This code is designed to extract information from a Slack export JSON file and save the extracted data into a CSV file. The extracted information includes links, image links, and text from each message in the JSON file.
Python 3.x
Slack export JSON file
Place the Slack export JSON file in the same directory as the Python script. Modify the script if necessary to match the correct path and filename of the JSON file. Replace 'Slack export/ML-AI-xr/2020-12-19.json' in line 6 with the correct path and filename. Run the Python script. It will extract the information from the JSON file and save it to a CSV file named extracted_data.csv.

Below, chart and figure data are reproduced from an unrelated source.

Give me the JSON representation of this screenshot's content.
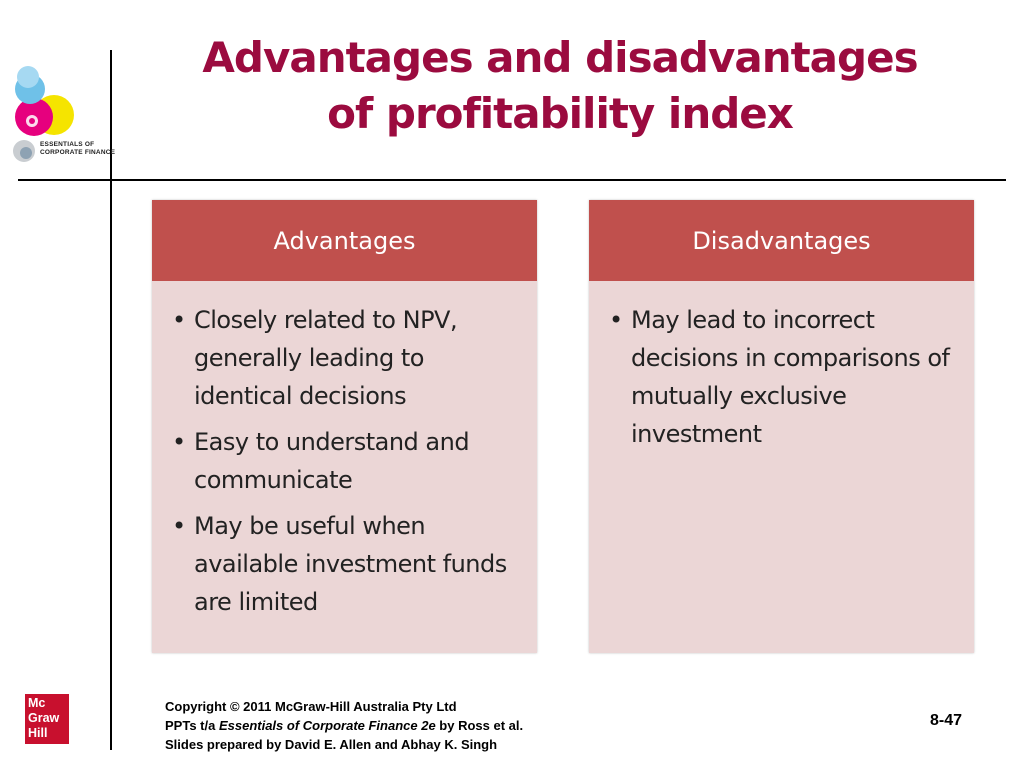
{
  "title": {
    "line1": "Advantages and disadvantages",
    "line2": "of profitability index"
  },
  "logo": {
    "name": "essentials-of-corporate-finance-logo",
    "text_line1": "ESSENTIALS OF",
    "text_line2": "CORPORATE FINANCE"
  },
  "advantages": {
    "header": "Advantages",
    "items": [
      "Closely related to NPV, generally leading to identical decisions",
      "Easy to understand and communicate",
      "May be useful when available investment funds are limited"
    ]
  },
  "disadvantages": {
    "header": "Disadvantages",
    "items": [
      "May lead to incorrect decisions in comparisons of mutually exclusive investment"
    ]
  },
  "publisher_logo": {
    "line1": "Mc",
    "line2": "Graw",
    "line3": "Hill"
  },
  "footer": {
    "copyright": "Copyright © 2011 McGraw-Hill Australia Pty Ltd",
    "ppts_prefix": "PPTs t/a ",
    "book_title": "Essentials of Corporate Finance 2e",
    "ppts_suffix": " by Ross et al.",
    "prepared_by": "Slides prepared by David E. Allen and Abhay K. Singh"
  },
  "page_number": "8-47",
  "colors": {
    "title": "#9b0b3f",
    "header_fill": "#c0504d",
    "box_fill": "#ebd6d6",
    "publisher_red": "#c8102e"
  }
}
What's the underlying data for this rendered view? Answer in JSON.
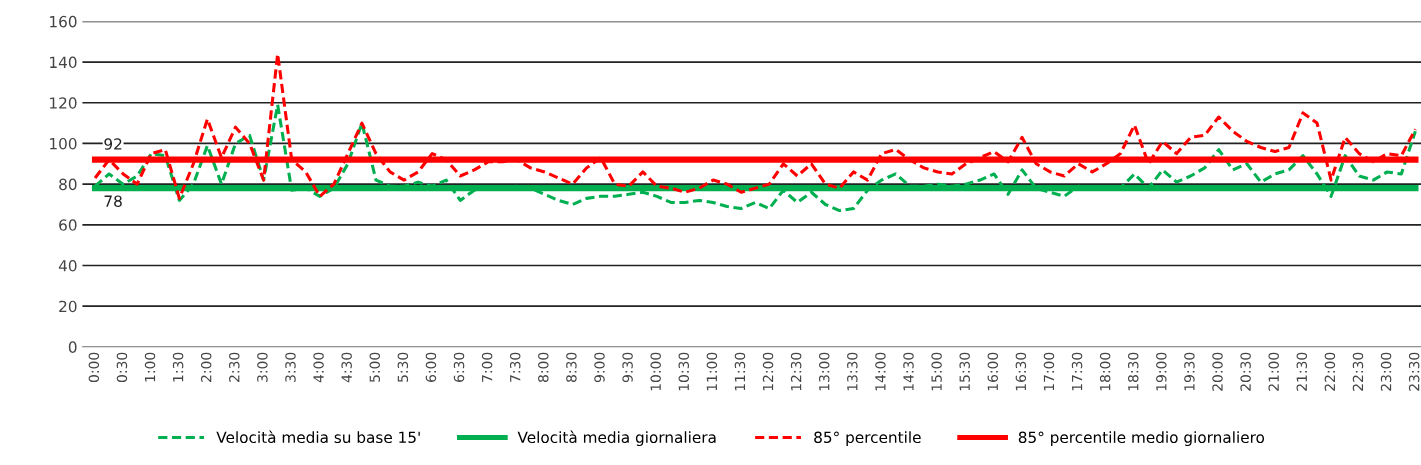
{
  "chart_data": {
    "type": "line",
    "categories": [
      "0:00",
      null,
      "0:30",
      null,
      "1:00",
      null,
      "1:30",
      null,
      "2:00",
      null,
      "2:30",
      null,
      "3:00",
      null,
      "3:30",
      null,
      "4:00",
      null,
      "4:30",
      null,
      "5:00",
      null,
      "5:30",
      null,
      "6:00",
      null,
      "6:30",
      null,
      "7:00",
      null,
      "7:30",
      null,
      "8:00",
      null,
      "8:30",
      null,
      "9:00",
      null,
      "9:30",
      null,
      "10:00",
      null,
      "10:30",
      null,
      "11:00",
      null,
      "11:30",
      null,
      "12:00",
      null,
      "12:30",
      null,
      "13:00",
      null,
      "13:30",
      null,
      "14:00",
      null,
      "14:30",
      null,
      "15:00",
      null,
      "15:30",
      null,
      "16:00",
      null,
      "16:30",
      null,
      "17:00",
      null,
      "17:30",
      null,
      "18:00",
      null,
      "18:30",
      null,
      "19:00",
      null,
      "19:30",
      null,
      "20:00",
      null,
      "20:30",
      null,
      "21:00",
      null,
      "21:30",
      null,
      "22:00",
      null,
      "22:30",
      null,
      "23:00",
      null,
      "23:30"
    ],
    "series": [
      {
        "name": "Velocità media su base 15'",
        "color": "#00b050",
        "line_style": "dashed",
        "values": [
          79,
          85,
          80,
          84,
          95,
          94,
          72,
          80,
          99,
          80,
          100,
          104,
          82,
          119,
          77,
          78,
          74,
          78,
          90,
          110,
          82,
          79,
          79,
          81,
          79,
          82,
          72,
          77,
          78,
          78,
          79,
          78,
          75,
          72,
          70,
          73,
          74,
          74,
          75,
          76,
          74,
          71,
          71,
          72,
          71,
          69,
          68,
          71,
          68,
          77,
          71,
          76,
          70,
          67,
          68,
          77,
          82,
          85,
          79,
          79,
          80,
          79,
          80,
          82,
          85,
          75,
          87,
          78,
          76,
          74,
          79,
          78,
          78,
          78,
          85,
          78,
          87,
          81,
          84,
          88,
          97,
          87,
          90,
          81,
          85,
          87,
          94,
          85,
          74,
          94,
          84,
          82,
          86,
          85,
          106
        ]
      },
      {
        "name": "Velocità media giornaliera",
        "color": "#00b050",
        "line_style": "solid",
        "values": [
          78,
          78,
          78,
          78,
          78,
          78,
          78,
          78,
          78,
          78,
          78,
          78,
          78,
          78,
          78,
          78,
          78,
          78,
          78,
          78,
          78,
          78,
          78,
          78,
          78,
          78,
          78,
          78,
          78,
          78,
          78,
          78,
          78,
          78,
          78,
          78,
          78,
          78,
          78,
          78,
          78,
          78,
          78,
          78,
          78,
          78,
          78,
          78,
          78,
          78,
          78,
          78,
          78,
          78,
          78,
          78,
          78,
          78,
          78,
          78,
          78,
          78,
          78,
          78,
          78,
          78,
          78,
          78,
          78,
          78,
          78,
          78,
          78,
          78,
          78,
          78,
          78,
          78,
          78,
          78,
          78,
          78,
          78,
          78,
          78,
          78,
          78,
          78,
          78,
          78,
          78,
          78,
          78,
          78,
          78
        ],
        "value_labels": [
          "78",
          null,
          null,
          null,
          null,
          null,
          null,
          null,
          null,
          null,
          null,
          null,
          null,
          null,
          null,
          null,
          null,
          null,
          null,
          null,
          null,
          null,
          null,
          null,
          null,
          null,
          null,
          null,
          null,
          null,
          null,
          null,
          null,
          null,
          null,
          null,
          null,
          null,
          null,
          null,
          null,
          null,
          null,
          null,
          null,
          null,
          null,
          null,
          null,
          null,
          null,
          null,
          null,
          null,
          null,
          null,
          null,
          null,
          null,
          null,
          null,
          null,
          null,
          null,
          null,
          null,
          null,
          null,
          null,
          null,
          null,
          null,
          null,
          null,
          null,
          null,
          null,
          null,
          null,
          null,
          null,
          null,
          null,
          null,
          null,
          null,
          null,
          null,
          null,
          null,
          null,
          null,
          null,
          null,
          null
        ]
      },
      {
        "name": "85° percentile",
        "color": "#ff0000",
        "line_style": "dashed",
        "values": [
          83,
          92,
          85,
          80,
          95,
          97,
          73,
          90,
          112,
          93,
          108,
          100,
          82,
          144,
          92,
          86,
          74,
          80,
          95,
          110,
          95,
          86,
          82,
          86,
          95,
          92,
          84,
          87,
          91,
          91,
          92,
          88,
          86,
          83,
          80,
          88,
          93,
          80,
          79,
          86,
          79,
          78,
          76,
          78,
          82,
          80,
          76,
          78,
          80,
          90,
          84,
          90,
          80,
          78,
          86,
          82,
          95,
          97,
          92,
          88,
          86,
          85,
          90,
          93,
          96,
          91,
          103,
          90,
          86,
          84,
          90,
          86,
          90,
          95,
          109,
          90,
          101,
          95,
          103,
          104,
          113,
          106,
          101,
          98,
          96,
          98,
          115,
          110,
          82,
          103,
          95,
          91,
          95,
          94,
          107
        ]
      },
      {
        "name": "85° percentile medio giornaliero",
        "color": "#ff0000",
        "line_style": "solid",
        "values": [
          92,
          92,
          92,
          92,
          92,
          92,
          92,
          92,
          92,
          92,
          92,
          92,
          92,
          92,
          92,
          92,
          92,
          92,
          92,
          92,
          92,
          92,
          92,
          92,
          92,
          92,
          92,
          92,
          92,
          92,
          92,
          92,
          92,
          92,
          92,
          92,
          92,
          92,
          92,
          92,
          92,
          92,
          92,
          92,
          92,
          92,
          92,
          92,
          92,
          92,
          92,
          92,
          92,
          92,
          92,
          92,
          92,
          92,
          92,
          92,
          92,
          92,
          92,
          92,
          92,
          92,
          92,
          92,
          92,
          92,
          92,
          92,
          92,
          92,
          92,
          92,
          92,
          92,
          92,
          92,
          92,
          92,
          92,
          92,
          92,
          92,
          92,
          92,
          92,
          92,
          92,
          92,
          92,
          92,
          92
        ],
        "value_labels": [
          "92",
          null,
          null,
          null,
          null,
          null,
          null,
          null,
          null,
          null,
          null,
          null,
          null,
          null,
          null,
          null,
          null,
          null,
          null,
          null,
          null,
          null,
          null,
          null,
          null,
          null,
          null,
          null,
          null,
          null,
          null,
          null,
          null,
          null,
          null,
          null,
          null,
          null,
          null,
          null,
          null,
          null,
          null,
          null,
          null,
          null,
          null,
          null,
          null,
          null,
          null,
          null,
          null,
          null,
          null,
          null,
          null,
          null,
          null,
          null,
          null,
          null,
          null,
          null,
          null,
          null,
          null,
          null,
          null,
          null,
          null,
          null,
          null,
          null,
          null,
          null,
          null,
          null,
          null,
          null,
          null,
          null,
          null,
          null,
          null,
          null,
          null,
          null,
          null,
          null,
          null,
          null,
          null,
          null,
          null
        ]
      }
    ],
    "ylim": [
      0,
      160
    ],
    "yticks": [
      0,
      20,
      40,
      60,
      80,
      100,
      120,
      140,
      160
    ],
    "grid": "y",
    "legend": "bottom",
    "marker": "none"
  }
}
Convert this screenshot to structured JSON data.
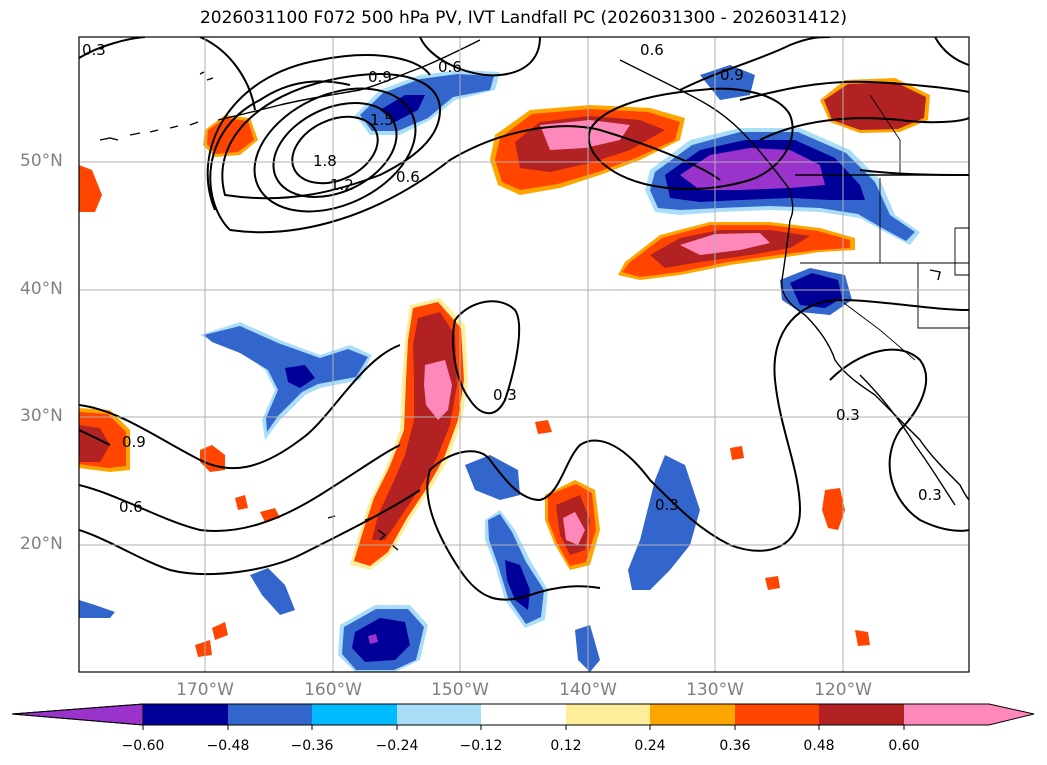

After running the script, you can find the generated CSV file in the same directory as the Python script.
- The script imports the necessary libraries: csv for CSV file operations, json for reading JSON files, and re for regular expressions.
- The JSON file is opened and loaded using the json.load() function.
- Empty lists are initialized to store the extracted information: links for regular links, image_links for image links, and text for message text.
- The script iterates over each message in the JSON data and checks if the message contains text. It excludes messages containing the phrase "has joined the group".
- URLs are extracted from the message text using regular expressions. If a URL ends with an image file extension (e.g., 'png', 'jpg', 'jpeg', 'gif'), it is added to the image_links list; otherwise, it is added to the links list.
- The text of the message is appended to the text list.
- If a message has a user profile, the script extracts the profile's icon URL and adds it to the image_links list.
- A list of dictionaries is created, where each dictionary represents a message and contains the text, links, and image links.
- Field names for the CSV file are defined.
- The extracted information is written to a CSV file using the csv.DictWriter() and writerows() functions.
Please note that this code assumes the JSON file is formatted correctly and follows the structure expected by the script. Additionally, it assumes the JSON file contains the necessary information for extracting links, image links, and text from each message.
Feel free to modify the code according to your specific needs or integrate it into a larger project.